Изменить размер шрифта - +
Коровьев тут же воскликнул: «Об чем разговор, господи!» — поразив Босого, и выложил перед ним пачку в 350 долларов.

Босой аккуратнейше спрятал деньги в портфель, а Коровьев сбегал на половину Степы и вернулся с контрактом, во всех экземплярах подписанным иностранным артистом.

Тут Никанор Иванович не удержался и попросил контрамарочку. Коровьев ему не только контрамарочку посулил, но проделал нечто, что было интереснее всякой контрамарочки. Именно: одной рукой нежно обхвативши председателя за довольно полную талию, другой вложил ему нечто в руку, причем председатель услышал приятный хруст и, глянув в кулак, убедился, что в этом кулаке триста рублей советскими.

— Я извиняюсь,— сказал ошеломленный Босой,— этого не полагается.— И тут же стал отпихивать от себя деньги.

— И слушать не стану,— зашептал в самое ухо Босому Коровьев,— обидите. У нас не полагается, а у иностранцев полагается.

— Строго преследуется,— сказал почему-то тихо Босой и оглянулся.

— А мы одни,— шепнул в ухо Босому Коровьев,— вы трудились…

И тут, сам не понимая, как это случилось, Босой засунул три сотенных в карман. И не успел он осмыслить случившееся, как уж оказался в передней, а там за ним захлопнулась дверь.

Товарищ Кавунов, оказавшийся рыжим, кривым и одетым не по-нашему, уже дожидался в правлении. Тщательно проверив документы товарища Кавунова, Босой в присутствии Шпичкина сдал ему под расписку доллары и копию контракта, и все разошлись.

В квартире же покойного произошло следующее. Тяжелый бас сказал в спальне ювелирши:

— Однако, этот Босой — гусь! Он мне надоел. Я вообще не люблю хамов в квартире.

— Он не придет больше, мессир, уверяю вас,— отозвался Коровьев. И тут же вышел в переднюю, навертел на телефоне номер и, добившись требуемого, сказал в трубку почему-то плаксивым голосом следующее:

— Алло! Говорит секретарь Жакта № 197 по Садовой Бордасов Петр. Движимый чувством долга члена профсоюза, товарищ, сообщаю, что у председателя нашего Жакта, Босого Никанора Ивановича, имеется валюта, в уборной.

И повесил трубку.

— Этот вульгарный человек больше не придет, мессир,— нежно сказал назвавший себя Коровьевым в дверь спальни.

— Да уж за это можно ручаться,— раздался вдруг гнусавый голос, и в гостиной появился человек, при виде которого Босой ужаснулся бы, конечно, ибо это был не кто иной, как назвавший себя Кавуновым. Кривой глаз, рыжие волосы, широк в плечах, ну, словом, он. К несчастью, Никанор Иванович не видел его.

— Идем завтракать, Азазелло ,— обратился Коровьев к тому, который именовал себя Кавуновым.

Что далее происходило в квартире, где поселился иностранный артист, точно неизвестно. Но зато хорошо известно, что произошло в квартире Прокопа Ивановича .
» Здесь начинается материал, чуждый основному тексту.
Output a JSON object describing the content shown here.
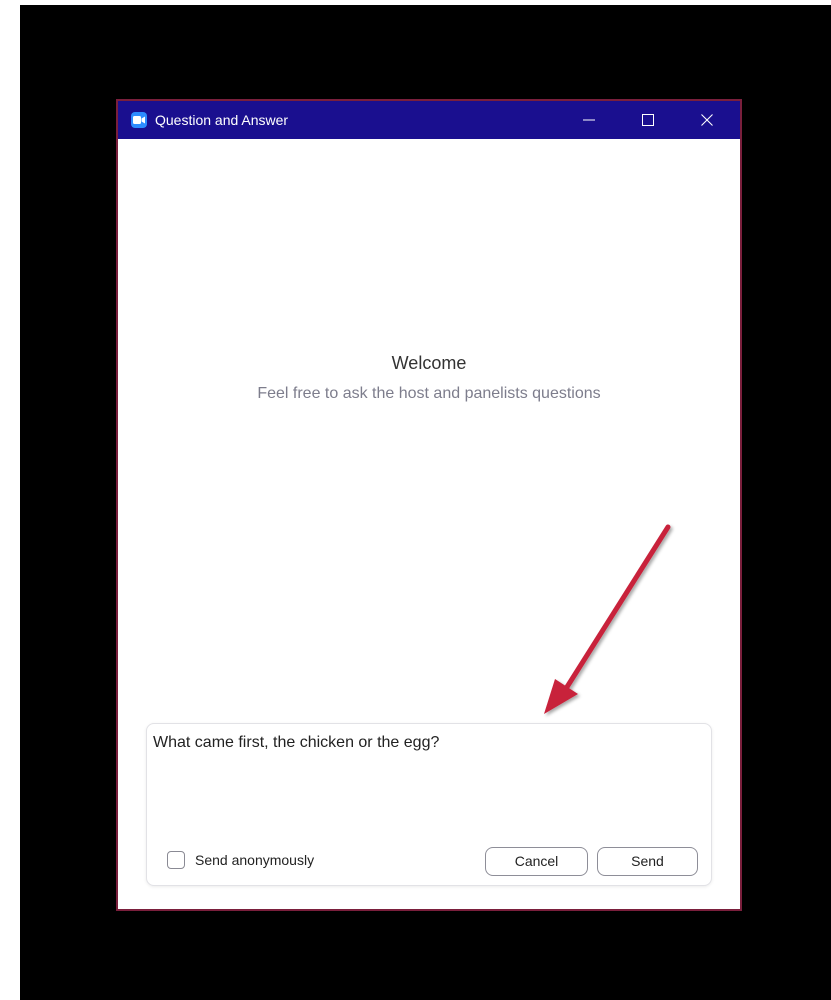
{
  "window": {
    "title": "Question and Answer",
    "controls": {
      "minimize": "minimize-icon",
      "maximize": "maximize-icon",
      "close": "close-icon"
    }
  },
  "welcome": {
    "title": "Welcome",
    "subtitle": "Feel free to ask the host and panelists questions"
  },
  "compose": {
    "question_value": "What came first, the chicken or the egg?",
    "anonymous_label": "Send anonymously",
    "anonymous_checked": false,
    "cancel_label": "Cancel",
    "send_label": "Send"
  },
  "colors": {
    "titlebar": "#1a0f8f",
    "window_border": "#7a1f3c",
    "annotation_arrow": "#c8203a",
    "app_icon": "#2d8cff"
  }
}
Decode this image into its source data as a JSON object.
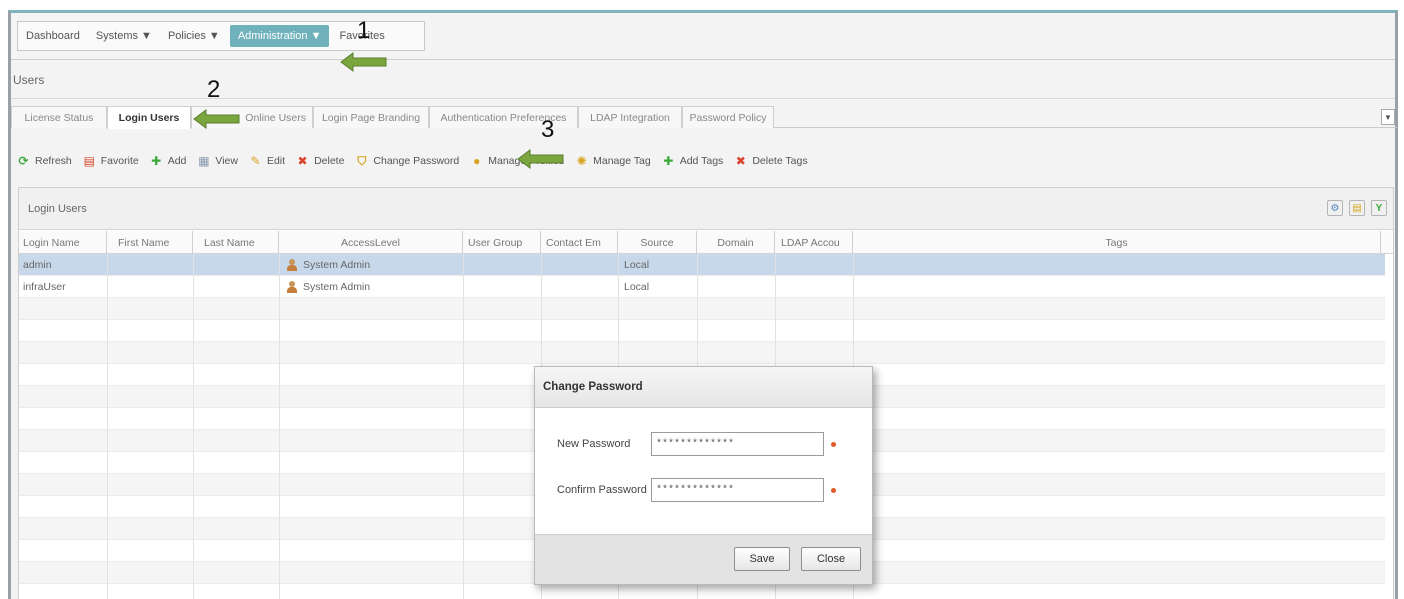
{
  "nav": {
    "items": [
      "Dashboard",
      "Systems ▼",
      "Policies ▼",
      "Administration ▼",
      "Favorites"
    ]
  },
  "page": {
    "title": "Users"
  },
  "tabs": [
    "License Status",
    "Login Users",
    "Online Users",
    "Login Page Branding",
    "Authentication Preferences",
    "LDAP Integration",
    "Password Policy"
  ],
  "toolbar": [
    "Refresh",
    "Favorite",
    "Add",
    "View",
    "Edit",
    "Delete",
    "Change Password",
    "Manage Profiles",
    "Manage Tag",
    "Add Tags",
    "Delete Tags"
  ],
  "grid": {
    "title": "Login Users",
    "columns": [
      "Login Name",
      "First Name",
      "Last Name",
      "AccessLevel",
      "User Group",
      "Contact Em",
      "Source",
      "Domain",
      "LDAP Accou",
      "Tags"
    ],
    "rows": [
      {
        "login": "admin",
        "access": "System Admin",
        "source": "Local"
      },
      {
        "login": "infraUser",
        "access": "System Admin",
        "source": "Local"
      }
    ]
  },
  "dialog": {
    "title": "Change Password",
    "new_label": "New Password",
    "new_value": "*************",
    "confirm_label": "Confirm Password",
    "confirm_value": "*************",
    "save": "Save",
    "close": "Close"
  },
  "annotations": {
    "step1": "1",
    "step2": "2",
    "step3": "3",
    "arrow_color": "#6f9a3c"
  },
  "colors": {
    "accent": "#6fb2bb",
    "selected_row": "#c7d8ea"
  }
}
Прокоп Иванович, сплавив с плеч обузу с долларами, вернулся к себе, первым долгом заперся, а в три часа отправился к себе обедать. В доме была общественная столовая, но Никанор Иванович, хоть сам и был инициатором основания столовки, но испытывал какое-то болезненное отвращение к общественному питанию, предпочитая ему индивидуальное, домашнее. И поэтому, ссылаясь на то, что доктор ему прописал особую диету, в столовке нипочем не обедал.
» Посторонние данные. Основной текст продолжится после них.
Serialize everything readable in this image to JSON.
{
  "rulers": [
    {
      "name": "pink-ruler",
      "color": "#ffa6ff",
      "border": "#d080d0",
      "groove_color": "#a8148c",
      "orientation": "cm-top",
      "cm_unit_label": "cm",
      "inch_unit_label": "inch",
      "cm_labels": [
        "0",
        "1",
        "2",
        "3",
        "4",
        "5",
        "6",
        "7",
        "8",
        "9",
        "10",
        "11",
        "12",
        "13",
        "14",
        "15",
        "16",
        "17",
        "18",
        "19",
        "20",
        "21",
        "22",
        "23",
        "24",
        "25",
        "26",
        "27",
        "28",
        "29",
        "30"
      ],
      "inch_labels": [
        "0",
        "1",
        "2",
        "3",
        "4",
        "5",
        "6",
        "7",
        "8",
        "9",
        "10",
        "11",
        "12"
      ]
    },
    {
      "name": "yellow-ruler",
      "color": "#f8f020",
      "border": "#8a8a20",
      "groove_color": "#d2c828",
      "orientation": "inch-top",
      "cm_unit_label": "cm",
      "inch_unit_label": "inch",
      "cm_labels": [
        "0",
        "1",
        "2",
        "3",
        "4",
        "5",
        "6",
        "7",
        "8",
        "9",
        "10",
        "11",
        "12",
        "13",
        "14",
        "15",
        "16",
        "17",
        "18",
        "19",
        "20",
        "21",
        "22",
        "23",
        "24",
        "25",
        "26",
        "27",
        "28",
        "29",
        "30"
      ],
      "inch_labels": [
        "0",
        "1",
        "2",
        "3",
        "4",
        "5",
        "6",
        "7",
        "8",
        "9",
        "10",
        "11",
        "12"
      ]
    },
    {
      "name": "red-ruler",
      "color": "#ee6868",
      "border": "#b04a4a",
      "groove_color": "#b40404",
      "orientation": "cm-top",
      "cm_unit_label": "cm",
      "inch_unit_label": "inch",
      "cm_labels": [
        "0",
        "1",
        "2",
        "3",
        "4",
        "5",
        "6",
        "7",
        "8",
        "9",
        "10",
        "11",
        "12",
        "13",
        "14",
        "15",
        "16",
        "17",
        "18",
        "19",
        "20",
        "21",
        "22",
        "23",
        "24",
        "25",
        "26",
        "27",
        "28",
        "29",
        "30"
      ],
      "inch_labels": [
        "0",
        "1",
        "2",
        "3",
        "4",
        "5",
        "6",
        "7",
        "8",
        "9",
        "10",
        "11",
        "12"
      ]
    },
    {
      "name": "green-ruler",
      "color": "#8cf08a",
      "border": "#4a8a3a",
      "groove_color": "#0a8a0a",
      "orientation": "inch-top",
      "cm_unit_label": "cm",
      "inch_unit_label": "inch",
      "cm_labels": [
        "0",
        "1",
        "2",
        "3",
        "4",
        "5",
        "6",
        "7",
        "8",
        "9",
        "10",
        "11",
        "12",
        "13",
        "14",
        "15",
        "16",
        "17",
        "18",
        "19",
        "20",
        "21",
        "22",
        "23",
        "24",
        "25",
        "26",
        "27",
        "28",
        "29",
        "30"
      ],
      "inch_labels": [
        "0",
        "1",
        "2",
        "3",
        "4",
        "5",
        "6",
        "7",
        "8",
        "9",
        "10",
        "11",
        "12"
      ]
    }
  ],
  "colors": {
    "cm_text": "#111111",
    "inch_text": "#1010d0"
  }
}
В этот странный день для Никанора Ивановича в его диетический обед вошли приготовленная собственными руками супруги его селедочка с луком, коробка осетрины в томате, битки, малосольные огурчики и борщ с сосисками. Но прежде чем обедать, Никанор Иванович прошел в уборную и заперся там на несколько минут. Вернувшись, он окинул приятным взором приготовленные яства, не теряя времени, заглянул под кровать, спросил у супруги, закрыта ли входная дверь, велел никого не пускать, потому что у Никанора Ивановича обеденный перерыв, вытащил из-под кровати из чемодана запечатанную поллитровку, откупорил, налил стопку, выпил, закусил селедкой, налил вторую, хотел закусить огурчиком, но это уже не удалось.